Minus the calculation of the Kendall’s Coefficient of Concordance, this is pretty much what happens in the L program and at Judges’ Forums and continuing education programs. Have everyone score it, then ask the group who gave it a 5? Who a 4? Anyone higher or lower? Then discuss why. Then compare to the official score and comments (i.e. those given by the very senior judges teaching the program). We know whether there is disagreement without any statistics. It wouldn’t hurt to do the calculations, but not sure it would help either except to formally reject or fail to reject a hypothesis that there was or wasn’t disagreement. In that case you would like as large a sample size as possible (all 900 of Dot’s colleagues?). You would also need videos showing all the possible things that a horse might do during a movement, for each possible combination of gaits, training basics, rider faults and errors, weather conditions, footing, time of day, etc. Then do this for every movement of every test :slight_smile: It would in fact be quite costly and probably not worth what it cost to most of us. Or, we could just trust that the lone person who gives it a 2 or a 9 and hears that everyone else gave it a 5 or a 6 (along with reasons why it was not either higher or lower) would learn from the discussion that they were an outlier and why. And hopefully the outlier would move back toward the standard the next time they saw a similar situation. Unless, like you, they think everyone else should shift away from the standard that the experts have agreed upon over time because one person thinks it their very low score is more correct.

9 Likes

Sorry I’m dense and like paragraphs so skimmed your post. I think the point @pluvinel is making is there Is a way to have a base standard. Then exuberance or whatever you want to call it will push that horse that has it over the other horse with all things being equal.

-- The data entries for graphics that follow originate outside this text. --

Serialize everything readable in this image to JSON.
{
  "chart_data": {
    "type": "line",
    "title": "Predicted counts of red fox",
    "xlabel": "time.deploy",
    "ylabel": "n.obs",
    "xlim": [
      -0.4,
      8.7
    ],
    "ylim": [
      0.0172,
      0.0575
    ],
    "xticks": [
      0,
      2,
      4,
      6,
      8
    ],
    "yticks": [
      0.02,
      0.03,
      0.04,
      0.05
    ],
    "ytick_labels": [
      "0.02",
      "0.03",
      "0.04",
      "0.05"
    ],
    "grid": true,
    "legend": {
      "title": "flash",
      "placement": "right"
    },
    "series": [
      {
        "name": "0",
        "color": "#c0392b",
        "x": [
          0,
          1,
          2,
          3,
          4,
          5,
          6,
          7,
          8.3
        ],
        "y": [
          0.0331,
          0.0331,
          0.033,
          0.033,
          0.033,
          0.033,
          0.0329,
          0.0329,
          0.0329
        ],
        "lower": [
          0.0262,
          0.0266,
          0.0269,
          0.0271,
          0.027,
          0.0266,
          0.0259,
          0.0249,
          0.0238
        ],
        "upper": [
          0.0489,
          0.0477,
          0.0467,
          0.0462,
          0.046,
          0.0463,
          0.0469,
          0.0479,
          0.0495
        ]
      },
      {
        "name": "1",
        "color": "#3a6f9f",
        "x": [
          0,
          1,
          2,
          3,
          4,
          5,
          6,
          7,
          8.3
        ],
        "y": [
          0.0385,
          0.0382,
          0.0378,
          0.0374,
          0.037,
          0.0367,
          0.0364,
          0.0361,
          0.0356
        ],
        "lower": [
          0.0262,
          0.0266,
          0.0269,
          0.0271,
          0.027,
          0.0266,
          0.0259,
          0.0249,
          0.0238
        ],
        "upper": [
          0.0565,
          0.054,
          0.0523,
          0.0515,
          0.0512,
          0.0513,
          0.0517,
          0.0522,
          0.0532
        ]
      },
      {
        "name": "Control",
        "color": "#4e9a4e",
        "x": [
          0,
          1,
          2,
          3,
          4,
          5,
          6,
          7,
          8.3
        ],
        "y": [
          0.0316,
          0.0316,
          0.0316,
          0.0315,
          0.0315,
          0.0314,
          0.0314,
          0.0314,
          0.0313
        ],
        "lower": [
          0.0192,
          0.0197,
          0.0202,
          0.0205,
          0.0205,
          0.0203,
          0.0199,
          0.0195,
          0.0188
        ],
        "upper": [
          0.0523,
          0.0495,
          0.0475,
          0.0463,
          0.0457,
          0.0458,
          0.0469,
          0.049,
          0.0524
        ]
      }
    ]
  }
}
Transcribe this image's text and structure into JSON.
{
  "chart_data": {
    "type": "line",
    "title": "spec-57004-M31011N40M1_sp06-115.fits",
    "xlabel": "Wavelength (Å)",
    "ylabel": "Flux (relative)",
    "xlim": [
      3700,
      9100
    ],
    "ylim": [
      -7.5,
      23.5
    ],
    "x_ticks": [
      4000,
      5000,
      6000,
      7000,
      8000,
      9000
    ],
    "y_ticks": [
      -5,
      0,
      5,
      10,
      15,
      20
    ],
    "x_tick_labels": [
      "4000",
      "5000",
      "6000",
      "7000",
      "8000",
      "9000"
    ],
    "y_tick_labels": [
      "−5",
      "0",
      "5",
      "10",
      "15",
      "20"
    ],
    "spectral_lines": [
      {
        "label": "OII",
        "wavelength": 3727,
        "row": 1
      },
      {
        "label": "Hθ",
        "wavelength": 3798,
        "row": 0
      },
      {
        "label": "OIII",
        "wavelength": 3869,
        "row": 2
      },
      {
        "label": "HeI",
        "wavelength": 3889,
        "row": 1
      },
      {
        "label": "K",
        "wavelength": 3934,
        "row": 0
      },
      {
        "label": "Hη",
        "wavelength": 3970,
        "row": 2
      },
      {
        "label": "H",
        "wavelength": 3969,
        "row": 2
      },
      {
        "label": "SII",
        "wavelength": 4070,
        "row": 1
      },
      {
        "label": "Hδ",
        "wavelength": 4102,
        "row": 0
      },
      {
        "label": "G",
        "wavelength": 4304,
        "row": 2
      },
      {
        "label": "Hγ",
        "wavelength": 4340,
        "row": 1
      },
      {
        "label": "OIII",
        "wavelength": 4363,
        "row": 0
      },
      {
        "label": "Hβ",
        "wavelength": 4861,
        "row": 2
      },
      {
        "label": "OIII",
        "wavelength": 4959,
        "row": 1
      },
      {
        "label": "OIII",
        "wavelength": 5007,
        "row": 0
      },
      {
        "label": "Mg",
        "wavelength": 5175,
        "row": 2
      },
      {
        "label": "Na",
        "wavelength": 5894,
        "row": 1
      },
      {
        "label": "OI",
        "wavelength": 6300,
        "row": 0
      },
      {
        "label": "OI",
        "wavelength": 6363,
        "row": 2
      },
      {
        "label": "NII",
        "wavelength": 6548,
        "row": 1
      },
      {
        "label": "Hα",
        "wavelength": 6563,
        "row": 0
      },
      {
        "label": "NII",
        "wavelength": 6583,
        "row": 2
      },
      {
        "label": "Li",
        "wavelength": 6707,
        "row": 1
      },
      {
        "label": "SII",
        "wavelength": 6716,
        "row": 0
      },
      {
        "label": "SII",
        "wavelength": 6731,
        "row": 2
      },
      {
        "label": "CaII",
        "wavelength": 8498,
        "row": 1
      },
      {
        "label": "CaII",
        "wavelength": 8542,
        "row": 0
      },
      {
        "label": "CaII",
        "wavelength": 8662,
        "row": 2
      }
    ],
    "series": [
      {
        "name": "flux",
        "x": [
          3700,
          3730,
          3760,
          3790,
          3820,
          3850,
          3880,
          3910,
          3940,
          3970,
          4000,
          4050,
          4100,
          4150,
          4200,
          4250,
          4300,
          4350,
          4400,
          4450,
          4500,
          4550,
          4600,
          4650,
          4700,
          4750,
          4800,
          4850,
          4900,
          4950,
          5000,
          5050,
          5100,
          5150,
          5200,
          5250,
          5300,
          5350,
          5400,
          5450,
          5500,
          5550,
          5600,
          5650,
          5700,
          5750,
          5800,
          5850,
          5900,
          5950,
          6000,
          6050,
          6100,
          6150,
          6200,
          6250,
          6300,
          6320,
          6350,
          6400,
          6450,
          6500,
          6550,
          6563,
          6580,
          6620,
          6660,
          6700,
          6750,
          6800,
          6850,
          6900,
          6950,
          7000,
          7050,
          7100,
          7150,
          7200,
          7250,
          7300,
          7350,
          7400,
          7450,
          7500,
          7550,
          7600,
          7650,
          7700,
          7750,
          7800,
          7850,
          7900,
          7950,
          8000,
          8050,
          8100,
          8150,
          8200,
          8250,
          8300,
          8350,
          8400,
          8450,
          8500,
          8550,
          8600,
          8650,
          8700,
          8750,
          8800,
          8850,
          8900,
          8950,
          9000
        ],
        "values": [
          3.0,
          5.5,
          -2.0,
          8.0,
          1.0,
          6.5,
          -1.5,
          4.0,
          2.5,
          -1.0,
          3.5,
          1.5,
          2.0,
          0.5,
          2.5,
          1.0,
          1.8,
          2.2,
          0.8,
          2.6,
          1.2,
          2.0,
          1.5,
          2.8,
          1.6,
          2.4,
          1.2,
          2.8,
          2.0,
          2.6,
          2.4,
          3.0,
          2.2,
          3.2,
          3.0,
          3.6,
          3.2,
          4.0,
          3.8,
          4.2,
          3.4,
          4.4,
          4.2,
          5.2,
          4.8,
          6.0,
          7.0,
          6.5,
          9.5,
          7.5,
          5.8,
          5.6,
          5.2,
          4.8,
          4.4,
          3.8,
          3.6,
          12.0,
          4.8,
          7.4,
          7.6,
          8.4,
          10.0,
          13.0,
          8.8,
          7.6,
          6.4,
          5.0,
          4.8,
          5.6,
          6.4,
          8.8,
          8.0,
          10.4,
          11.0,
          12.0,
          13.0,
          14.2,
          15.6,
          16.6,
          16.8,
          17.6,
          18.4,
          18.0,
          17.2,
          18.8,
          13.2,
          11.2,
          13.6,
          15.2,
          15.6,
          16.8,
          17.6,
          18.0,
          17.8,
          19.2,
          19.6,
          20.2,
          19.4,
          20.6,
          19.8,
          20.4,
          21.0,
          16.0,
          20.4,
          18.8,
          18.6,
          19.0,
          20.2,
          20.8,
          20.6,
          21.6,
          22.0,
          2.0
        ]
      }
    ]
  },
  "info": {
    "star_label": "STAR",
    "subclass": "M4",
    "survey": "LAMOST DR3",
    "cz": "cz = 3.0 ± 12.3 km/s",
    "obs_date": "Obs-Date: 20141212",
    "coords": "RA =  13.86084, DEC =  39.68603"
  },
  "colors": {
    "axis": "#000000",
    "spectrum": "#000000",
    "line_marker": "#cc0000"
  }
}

I think what is being argued is that correct work should be rewarded above all else and flashy fancy movement should be the tie breaker with all else being equal.

4 Likes

There IS a judging standard. You have quoted it several times. You are having difficulty because this is a HORSE in a dynamic situation. There is no “if horse’s head is BTV for 1.2 seconds that is a 4. 5.3 seconds that is a 3” etc. MANY different things factor into scoring, as Long Time Lurker mentioned.

Also, you are arguing with an actual judge who has been through the program and judges dozens of shows a year. Referring to judges as illuminati doesn’t exactly ender them to your request. What do you even mean by an “official” score?

13 Likes

YESSSSSSSS. I think the fact that someone who admits that they are a “hard ass” and would score movements markedly lower than other judges because they have their own standards and disagrees with the L program, yet at the SAME TIME wants an “official” score that all judges must be trained to reach is amusing.

12 Likes

That’s exactly how it does work now.

8 Likes